Accord has considered the guidance provided by the CSA’s National Policy 58-201 ("NP 58-201") in developing its corporate governance practices. NP 58-201 is intended to assist companies in improving practices and contains guidelines on issues such as the constitution and independence of corporate boards and their functions. Accord’s corporate governance practices generally comply with NP 58-201’s fundamental principles. Accord also follows the provisions of CSA National Instrument 58-101 with respect to disclosure of its corporate governance practices.
CSA has also enacted rules regarding the composition of audit committees (Multilateral Instrument 52-110 - Audit Committees) and the certification of an issuer’s disclosure controls and procedures and design of internal control over financial reporting (Multilateral Instrument 52-109 - Certification of Disclosure in Issuers’ Annual and Interim Filings). Accord is currently in compliance with the requirements of these instruments.
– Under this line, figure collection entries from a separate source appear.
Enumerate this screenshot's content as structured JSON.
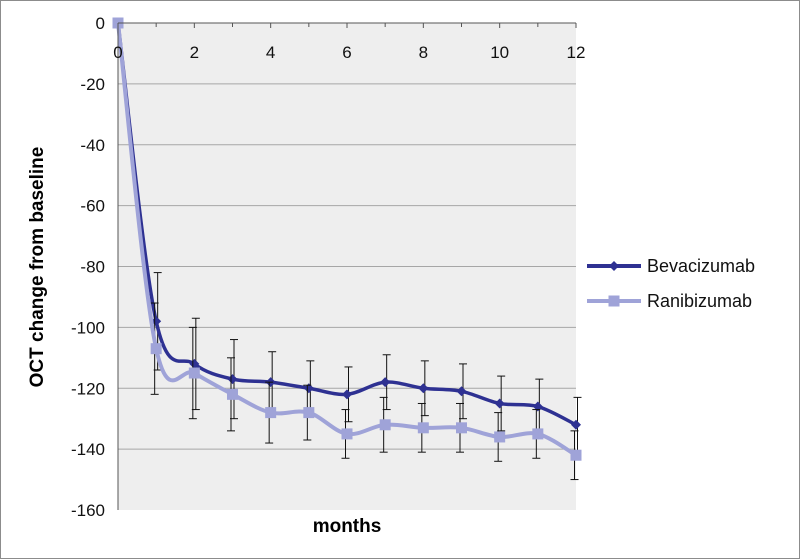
{
  "chart_data": {
    "type": "line",
    "title": "",
    "xlabel": "months",
    "ylabel": "OCT change from baseline",
    "xlim": [
      0,
      12
    ],
    "ylim": [
      -160,
      0
    ],
    "x_ticks": [
      "0",
      "2",
      "4",
      "6",
      "8",
      "10",
      "12"
    ],
    "y_ticks": [
      "0",
      "-20",
      "-40",
      "-60",
      "-80",
      "-100",
      "-120",
      "-140",
      "-160"
    ],
    "grid": "horizontal",
    "plot_background": "#eeeeee",
    "legend_position": "right",
    "x": [
      0,
      1,
      2,
      3,
      4,
      5,
      6,
      7,
      8,
      9,
      10,
      11,
      12
    ],
    "series": [
      {
        "name": "Bevacizumab",
        "color": "#2e3192",
        "marker": "diamond",
        "values": [
          0,
          -98,
          -112,
          -117,
          -118,
          -120,
          -122,
          -118,
          -120,
          -121,
          -125,
          -126,
          -132
        ],
        "error": [
          0,
          16,
          15,
          13,
          10,
          9,
          9,
          9,
          9,
          9,
          9,
          9,
          9
        ]
      },
      {
        "name": "Ranibizumab",
        "color": "#9fa3d8",
        "marker": "square",
        "values": [
          0,
          -107,
          -115,
          -122,
          -128,
          -128,
          -135,
          -132,
          -133,
          -133,
          -136,
          -135,
          -142
        ],
        "error": [
          0,
          15,
          15,
          12,
          10,
          9,
          8,
          9,
          8,
          8,
          8,
          8,
          8
        ]
      }
    ]
  }
}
The Board currently comprises six directors, four of whom are independent of management and free from any interest or business which could reasonably be perceived to materially interfere with, or compromise their ability to act in the best interests of Accord, aside from their interests in shareholdings. Tom Henderson and Ken Hitzig are, by definition, related directors. A number of Board members also act as directors of other public companies. All directors stand for re-election annually.